- Comune di Musso
- Coat of arms
- Musso Location within Italy Musso Location within Lombardy
- Coordinates: 46°6′44″N 9°16′33″E﻿ / ﻿46.11222°N 9.27583°E
- Country: Italy
- Region: Lombardy
- Province: Como (CO)
- Frazioni: Bresciana, Campagnano, Campaccio, Croda, Genico, Terza

Government
- • Mayor: Ugo Bertera

Area
- • Total: 4.12 km^{2} (1.59 sq mi)
- Elevation: 201 m (659 ft)

Population (31 December 2007)
- • Total: 1,060
- • Density: 257/km^{2} (666/sq mi)
- Demonym: Mussesi
- Time zone: UTC+1 (CET)
- • Summer (DST): UTC+2 (CEST)
- Postal code: 22010
- Dialing code: 0344
- Patron saint: Saint Biaggio
- Saint day: 3 February

= Musso, Lombardy =

Musso (Comasco: Muss /lmo/) is a small town in the Province of Como in the Italian region Lombardy. It lies on the western shore of the northern branch of Lake Como about 35 km northeast of the city of Como. The comune of Musso, which includes the town itself and the surrounding area of lake and mountainside, extends over an area of 412 ha, with a minimum elevation of 199 m and a maximum of 1325 m and has a population of 1,020. It borders the communes of Dongo to the north, Pianello del Lario to the south and Colico across the lake in the Province of Lecco.

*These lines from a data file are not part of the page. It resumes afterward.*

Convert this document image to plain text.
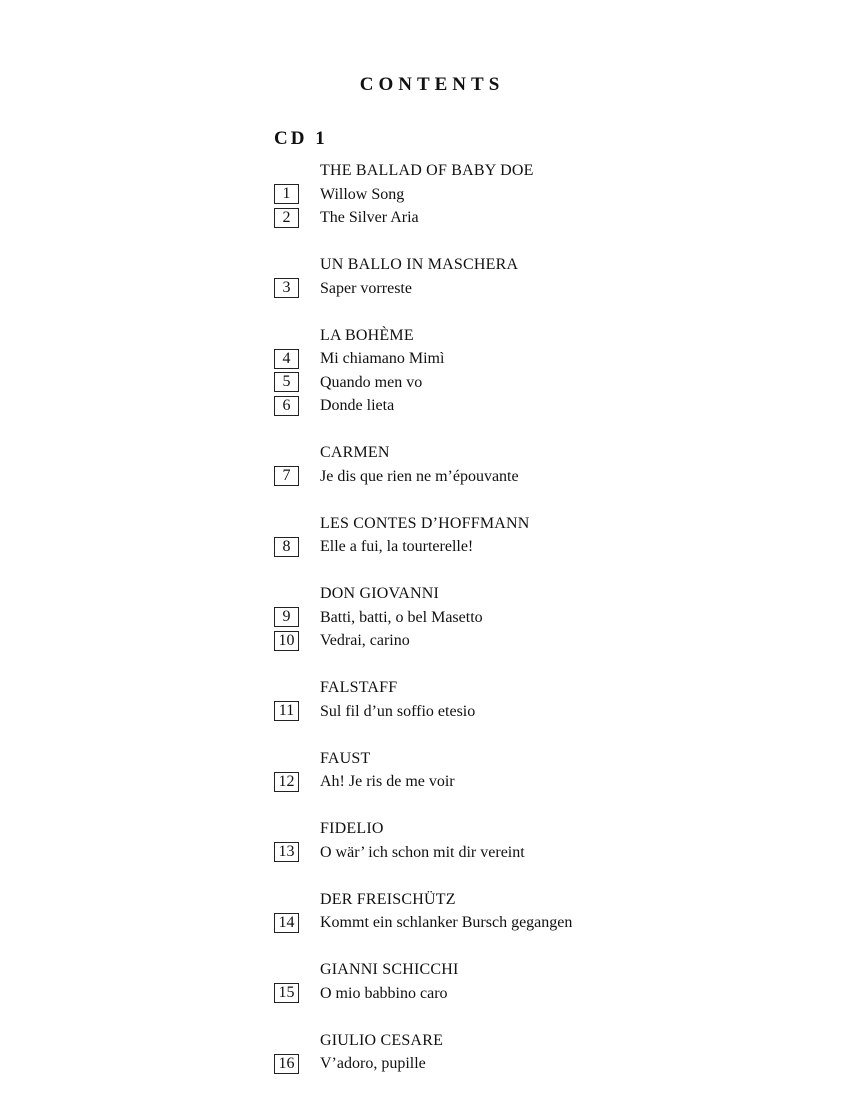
CONTENTS
CD 1
THE BALLAD OF BABY DOE
1	Willow Song
2	The Silver Aria
UN BALLO IN MASCHERA
3	Saper vorreste
LA BOHÈME
4	Mi chiamano Mimì
5	Quando men vo
6	Donde lieta
CARMEN
7	Je dis que rien ne m’épouvante
LES CONTES D’HOFFMANN
8	Elle a fui, la tourterelle!
DON GIOVANNI
9	Batti, batti, o bel Masetto
10 Vedrai, carino
FALSTAFF
11 Sul fil d’un soffio etesio
FAUST
12 Ah! Je ris de me voir
FIDELIO
13 O wär’ ich schon mit dir vereint
DER FREISCHÜTZ
14 Kommt ein schlanker Bursch gegangen
GIANNI SCHICCHI
15 O mio babbino caro
GIULIO CESARE
16 V’adoro, pupille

The commune is a member of the Comunità Montana Alto Lario Occidentale.

==Main sights==
The castle, which dates back to the fourteenth century, was the power-base of Gian Giacomo Medici (‘il Medeghino’), brother of Pope Pius IV, and variously known as “pirate, king, brigand, traitor, rebel, assassin and hero”. During the years 1522 to 1532 he acquired control over much of the lake and parts of Brianza. He was finally defeated by the combined forces of the Duke of Milan Francesco II Sforza, the Swiss Confederacy and the Grisons.